La rubia se acercó a Emma de nuevo.

‒ ¿Por qué tengo que tener cuidado con ella?

Ingrid encaró a la hija, con superioridad.

‒ Esa cosa que las dos tenéis. No confíes en ella, Emma, no puedes.

Al decir eso, pensó en la hija corriendo hacia la casa y cuestionando a la escritora sobre la historia. En un instante había conseguido preocupar a Emma, y estaba convencida de que ahora para la sra. Colter y para ella ya no había vuelta atrás.

Era demasiado para la cabeza de Emma. La muchacha sentía el estómago revuelto, sintió ganas de vomitar el desayuno y de echar a correr para siempre. ¿Qué estaba haciendo Ingrid con ella de nuevo? ¿De qué conocía Ingrid a Regina? Emma recordó la conversación que habían tenido el día anterior, la promesa que Regina le hizo hacer.

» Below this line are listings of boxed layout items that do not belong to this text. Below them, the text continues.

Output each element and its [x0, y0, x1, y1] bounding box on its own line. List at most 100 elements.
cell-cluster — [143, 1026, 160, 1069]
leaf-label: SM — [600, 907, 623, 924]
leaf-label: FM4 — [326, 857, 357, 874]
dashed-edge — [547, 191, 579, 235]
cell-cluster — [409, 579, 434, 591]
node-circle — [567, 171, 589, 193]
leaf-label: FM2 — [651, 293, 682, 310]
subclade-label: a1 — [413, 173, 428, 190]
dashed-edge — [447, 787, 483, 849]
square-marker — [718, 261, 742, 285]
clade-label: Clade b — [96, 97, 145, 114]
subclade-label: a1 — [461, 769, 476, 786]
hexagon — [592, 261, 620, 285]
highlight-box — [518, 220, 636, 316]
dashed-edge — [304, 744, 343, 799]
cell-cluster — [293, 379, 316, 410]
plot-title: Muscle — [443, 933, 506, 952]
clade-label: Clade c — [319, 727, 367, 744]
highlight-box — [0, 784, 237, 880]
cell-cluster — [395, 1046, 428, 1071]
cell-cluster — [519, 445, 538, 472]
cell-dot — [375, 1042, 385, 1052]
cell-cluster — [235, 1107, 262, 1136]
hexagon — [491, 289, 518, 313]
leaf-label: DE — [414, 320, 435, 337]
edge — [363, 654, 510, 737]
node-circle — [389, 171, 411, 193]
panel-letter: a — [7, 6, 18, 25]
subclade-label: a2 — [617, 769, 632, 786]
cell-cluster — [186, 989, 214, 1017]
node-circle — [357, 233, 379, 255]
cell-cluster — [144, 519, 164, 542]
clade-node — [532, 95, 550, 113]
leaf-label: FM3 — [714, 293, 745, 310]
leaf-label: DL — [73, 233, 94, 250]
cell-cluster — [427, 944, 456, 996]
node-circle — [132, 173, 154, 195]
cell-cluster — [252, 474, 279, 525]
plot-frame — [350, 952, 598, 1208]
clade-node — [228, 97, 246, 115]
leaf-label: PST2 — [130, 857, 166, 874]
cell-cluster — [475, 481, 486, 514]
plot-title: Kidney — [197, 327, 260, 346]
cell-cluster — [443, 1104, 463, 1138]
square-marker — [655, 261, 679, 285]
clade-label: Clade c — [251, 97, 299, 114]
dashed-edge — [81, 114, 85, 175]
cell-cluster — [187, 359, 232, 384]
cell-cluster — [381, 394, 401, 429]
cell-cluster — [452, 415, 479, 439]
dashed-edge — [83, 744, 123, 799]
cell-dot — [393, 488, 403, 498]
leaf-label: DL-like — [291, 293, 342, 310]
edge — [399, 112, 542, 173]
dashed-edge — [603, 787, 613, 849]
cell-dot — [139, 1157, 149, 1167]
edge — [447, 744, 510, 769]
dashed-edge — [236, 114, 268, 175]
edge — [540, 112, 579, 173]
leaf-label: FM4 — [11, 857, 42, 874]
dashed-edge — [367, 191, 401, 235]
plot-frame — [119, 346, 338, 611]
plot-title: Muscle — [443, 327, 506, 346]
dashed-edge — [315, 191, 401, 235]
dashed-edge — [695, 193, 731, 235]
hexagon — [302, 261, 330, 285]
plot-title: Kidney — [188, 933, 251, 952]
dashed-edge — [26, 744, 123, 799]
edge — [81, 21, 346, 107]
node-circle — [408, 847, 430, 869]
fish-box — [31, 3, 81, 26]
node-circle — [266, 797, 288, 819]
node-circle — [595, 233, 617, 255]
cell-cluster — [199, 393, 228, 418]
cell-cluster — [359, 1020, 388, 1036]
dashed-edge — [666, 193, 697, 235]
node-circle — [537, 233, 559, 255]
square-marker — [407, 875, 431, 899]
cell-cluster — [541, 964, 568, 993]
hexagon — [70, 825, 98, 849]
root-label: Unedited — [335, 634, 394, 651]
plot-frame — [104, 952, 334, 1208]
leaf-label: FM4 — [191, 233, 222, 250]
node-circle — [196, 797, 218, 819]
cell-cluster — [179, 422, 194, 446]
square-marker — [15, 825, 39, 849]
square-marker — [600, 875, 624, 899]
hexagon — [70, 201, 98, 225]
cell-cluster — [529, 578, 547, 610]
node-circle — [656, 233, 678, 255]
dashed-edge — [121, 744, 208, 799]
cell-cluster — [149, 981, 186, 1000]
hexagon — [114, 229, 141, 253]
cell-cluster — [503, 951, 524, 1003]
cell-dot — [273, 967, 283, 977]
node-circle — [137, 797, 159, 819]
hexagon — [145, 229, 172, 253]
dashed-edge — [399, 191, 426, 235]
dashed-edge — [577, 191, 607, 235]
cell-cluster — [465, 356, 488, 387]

Ingrid demostró pena por la hija, alzándole el mentón con un dedo.

‒ Lo siento mucho, cariño

Emma se quitó el dedo de la madre de debajo de su rostro con brusquedad y echó a correr hacia la puerta, la abrió y la cerró con estrépito antes de echar a correr por todo el pasillo.

Abandonó la pensión, mareada, con náuseas y un dolor de cabeza enorme. Necesitaba sentarse un momento, entender lo que aquella mujer le había dicho allí dentro. No sería así que le iba a arrancar a la madre las respuestas.


Emma huyó hacia el puerto, se sentó en el muelle y se quedó observando el mar, sola. Tenía tanto odio, tanto rencor por Ingrid. No había espacio para el perdón, no había forma alguna de comprender las razones por las cuales la mujer siempre la envenenaba. Emma ni siquiera podía exteriorizar su frustración. Ninguna lágrima descendió por su rostro mientras observaba cómo el mar golpeaba las piedras e iba subiendo la marea. Pero encontró una manera de olvidar el encuentro con Ingrid por algunos segundos, huyendo mentalmente hacia el día en que estuvo sentada en ese mismo sitio del embarcadero con Regina a su lado, desafiándola. Una poesía se creó en su mente mientras miraba el agua, era todo de lo que se acordaba y el rezo que calmó el veneno de Ingrid.

Cuando abrió los ojos, vio la sombra de Regina cortar la brisa que pasaba a su lado. Ella la abrazó al instante siguiente.

‒ Te esperé fuera de la pensión, te vi cuando echaste a andar hacia acá. ¿Cómo fue la conversación?‒ la voz de Regina era tan baja, lo suficiente solo para que la escuchara Emma.

‒ No pude. Me engañó de nuevo‒ Emma habló, de forma ahogada, apoyada en el hombro de la escritora.

Regina la mantuvo en sus brazos, protegiéndola. Le pasaba las manos por los cabellos. Solo tenían el mar como testigo.

‒ ¿Aún estás segura de que necesitas esas respuestas?

‒ Empiezo a pensar que no van a venir de Ingrid‒ dijo la muchacha, cerrando los ojos en el regazo de Regina.